Now back to the dork on the bike. Yesterday I bought a bike trailer. I grew up next to the Provo river and river trail and now that I'm back there I wanted to take advantage of it again. So since today was kind of the warm before the storm I decided we needed to get out and take it for a test drive. It was a little chilly out but no too bad, until I was sailing down the road on my bike with trailer in tow and realized how freaking cold my ears were getting. Well back to the first part of the story, I'm a baby. So I pulled over and pulled my hood on and pulled the little strings so it was scrunched around my head and kept my ears nice and warm. The only thing sticking out were my nose and sunglasses. I enjoyed a very nice bike ride with the boys after that and only passed a few people that gave me an awkward smile. And Dad, I'm sorry you had to go for a bike ride with a dork.

Friday, February 17, 2012

A child's alphabet

Dylan has been working on learning all his letters and alphabet and all of that fun stuff. So we have a game that doesn't really have a name but we go through the alphabet and say things that start with each letter. He actually has been doing really well meth this but the last time we played it I could not have been more amazed. We started out the game like normal. A is for Alligator and apple. B is for bubbles and book. C is for Christopher and cookie and Cooper. D is of course for Dylan and dinosaur. Well so on and so on. We come to the letter I. Each time I say a letter I pause and let Dylan say a word first. There was no hesitation to the letter I, he shouts Ipod! I was kind of taken back for a second because that was one we'd never used and I didn't even think he knew what an ipod was. So in my moment of hesitation I get a very very exasperated sigh from Dylan and then he starts to explain, "Mom, it's like a computer, you know?" Wow. He sure thinks he's a smartie pants.

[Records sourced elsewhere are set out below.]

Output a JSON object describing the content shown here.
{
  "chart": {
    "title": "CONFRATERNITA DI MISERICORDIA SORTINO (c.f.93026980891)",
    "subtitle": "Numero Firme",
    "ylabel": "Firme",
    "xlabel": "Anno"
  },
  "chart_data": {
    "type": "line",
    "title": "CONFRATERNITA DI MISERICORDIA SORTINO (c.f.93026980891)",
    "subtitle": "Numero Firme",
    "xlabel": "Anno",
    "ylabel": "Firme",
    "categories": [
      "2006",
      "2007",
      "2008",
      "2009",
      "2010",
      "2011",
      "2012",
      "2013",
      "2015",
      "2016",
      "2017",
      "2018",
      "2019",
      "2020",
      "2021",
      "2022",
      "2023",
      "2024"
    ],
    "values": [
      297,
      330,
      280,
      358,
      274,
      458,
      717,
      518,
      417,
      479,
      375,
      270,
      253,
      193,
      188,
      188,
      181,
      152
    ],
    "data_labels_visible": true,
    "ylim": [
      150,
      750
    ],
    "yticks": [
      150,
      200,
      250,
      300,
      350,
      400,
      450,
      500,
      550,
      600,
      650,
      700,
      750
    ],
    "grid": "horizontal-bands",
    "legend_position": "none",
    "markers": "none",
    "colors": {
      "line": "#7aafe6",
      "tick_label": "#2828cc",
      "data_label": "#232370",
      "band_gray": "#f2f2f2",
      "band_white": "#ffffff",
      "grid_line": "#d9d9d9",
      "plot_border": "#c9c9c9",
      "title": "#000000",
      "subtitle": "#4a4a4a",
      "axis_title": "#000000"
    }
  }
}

Thursday, February 16, 2012

Hell Week




Okay so it's been quite a while since I've posted anything here, but seeing as I have a couple hours without my little..... angels I thought I should start getting caught up. Kelly joined the army. That was the main reason we moved back to Provo so I could be around my family and have help with the boys while he is away for training. Still while I knew his date to report to training was coming closer and closer it didn't really seem real, until he left. Now it's very very VERY real. This has been the hardest thing I've ever had to go through and we're just getting started.

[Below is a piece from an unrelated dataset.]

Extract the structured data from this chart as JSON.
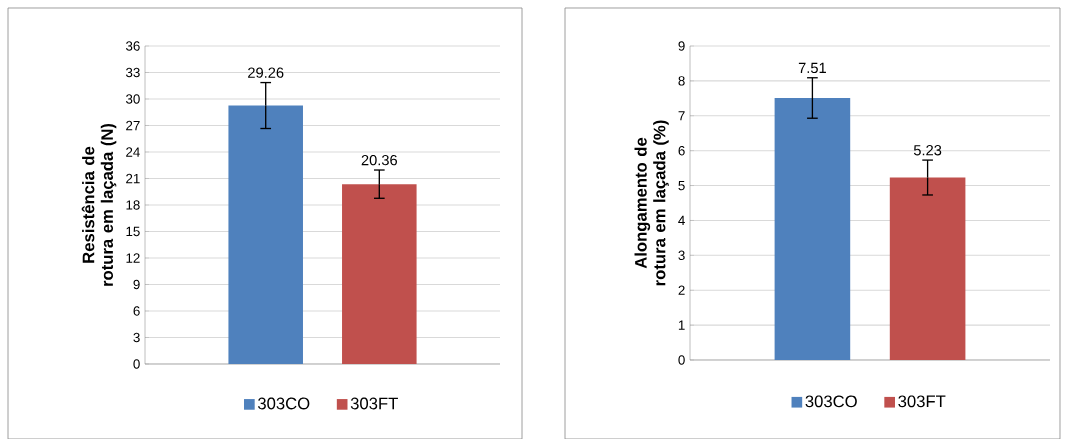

The first night he was gone, Dylan peed the bed twice. TWICE are you kidding me? I wanted to just go to bed and cry. But I got up, I changed his sheets and tried to hold it together. But the commotion of changing bedding for the second time woke up Christopher. At that point there really was no point in trying to go back to sleep, but I tried. For an hour plus Christopher threw a huge tantrum. He wouldn't stay in bed but was bent on sitting on the floor against their door yelling, "Mom, Mama, Mommy." I don't know I kept my eyes open the next day. I was exhausted.

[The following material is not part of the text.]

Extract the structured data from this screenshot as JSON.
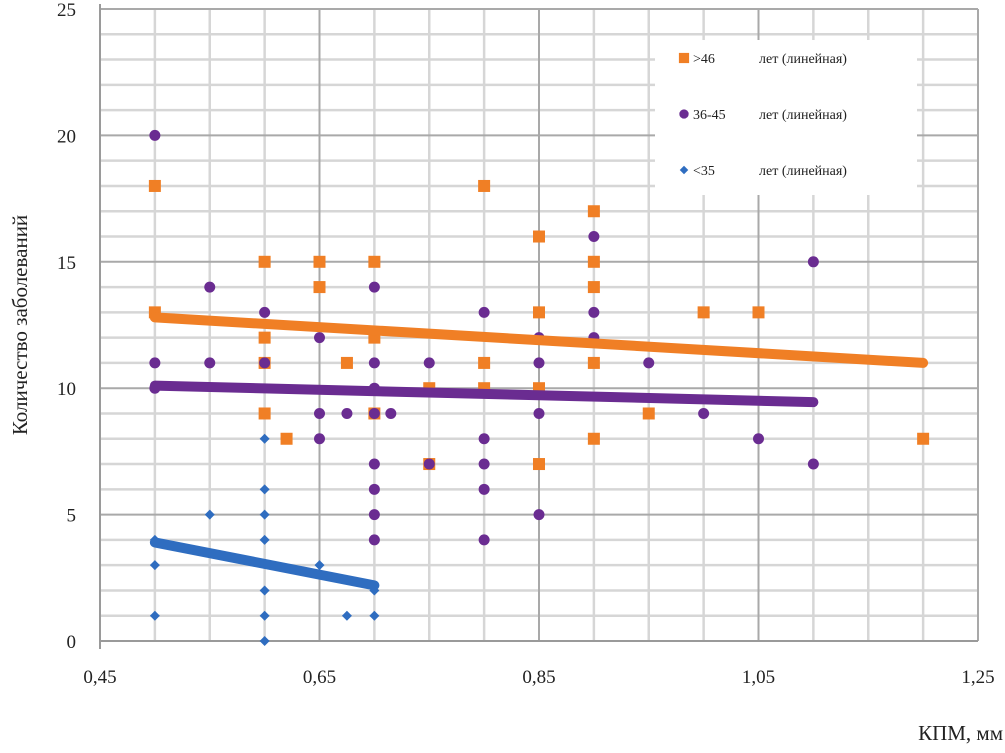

The next day I was so excited when it was time to start getting the boys ready for bed. They were tired, I was tired, we all needed a good nights sleep. So after bath time they were all snug in their jammies and Christopher threw up. All over. With Chris, this isn't anything really new, he throws up usually once a week or more. But I don't do good when people throw up. Kelly is the vomit cleaner upper in our house and he was gone.

I quit keeping track after that because there's just been to much. I've cleaned up more vomit and washed more sheets in this past week than I did in a year. And throughout this I've been dying waiting for a phone call or letter or anything from Kelly. I miss him like crazy. We've been together 6 years and never gone more than a few hours without talking to each other. Now it's been just over a week and probably will be another before I hear from him. I'm feeling so over whelmed when I think about how little time has gone by compared to how much time is left. I'm trying so hard to focus on all the positive things that are going to come from this but right now I just miss my best friend.